Just thought I'd correct one simplistic misconception.

Collapse
Posted by Jade Rubick on
Thank you all for your help.

Bumping the crontab job to every five minutes seemed to stop the issue from happening at all. Which is awfully weird.

I haven't changed the keepalive scripts, but I put a link to this thread in them, since I've run into this problem before.

I was running the server on the OpenACS defaults. I'm committing changes to those defaults based on this thread:

safe4all-dev@safe4all:~/oacs-5-1/etc$ cvs diff -u config.tcl
mailto:jader@cvs.openacs.org's password:
Index: config.tcl
===================================================================
RCS file: /cvsroot/openacs-4/etc/config.tcl,v
retrieving revision 1.19.2.18
diff -u -r1.19.2.18 config.tcl
--- config.tcl  19 Jan 2005 00:46:47 -0000      1.19.2.18
+++ config.tcl  7 Feb 2005 00:34:05 -0000
@@ -131,11 +131,11 @@
ns_section ns/server/${server}
    ns_param  directoryfile      $directoryfile
    ns_param  pageroot          $pageroot
-    ns_param  maxconnections    5
+    ns_param  maxconnections    100      ;# Max connections to put on queue
    ns_param  maxdropped        0
-    ns_param  maxthreads        5
+    ns_param  maxthreads        10
    ns_param  minthreads        5
-    ns_param  threadtimeout      120
+    ns_param  threadtimeout      120      ;# Idle threads die at this rate
    ns_param  globalstats        false    ;# Enable built-in statistics
    ns_param  urlstats          false    ;# Enable URL statistics
    ns_param  maxurlstats        1000    ;# Max number of URL's to do stats on

Collapse
Posted by Alex Kroman on
I've been running into the same problem that Jade mentions above and the problem is exactly what Jeff says. Something is hanging the server and every 3 minutes another keepalive cron is spawned because the previous one is still waiting for the 15 minute timeout.

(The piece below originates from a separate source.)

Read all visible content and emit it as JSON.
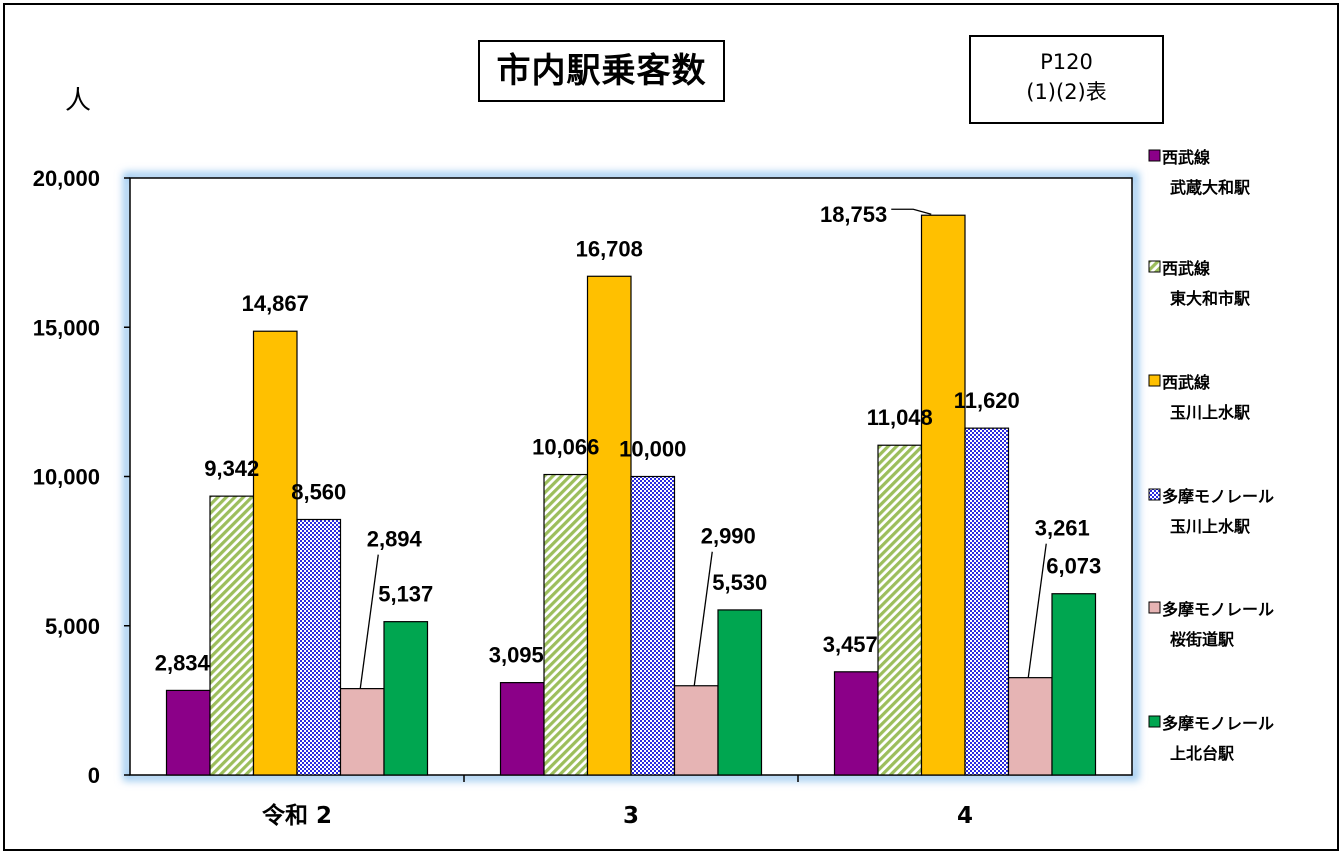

To prevent this I simply added --timeout=20 to the wget script. I'm not sure if this timeout threshold would be good for everyone but we should add some sort of timeout to the script and/or advise people to make sure the timeout they set is shorter then the length of time between cron runs.

Collapse
Posted by Jade Rubick on
Another problem is that the script is not threadsafe. Or at least the version I'm looking at.

If multiple copies of keepalive are being run, they all look at the same file.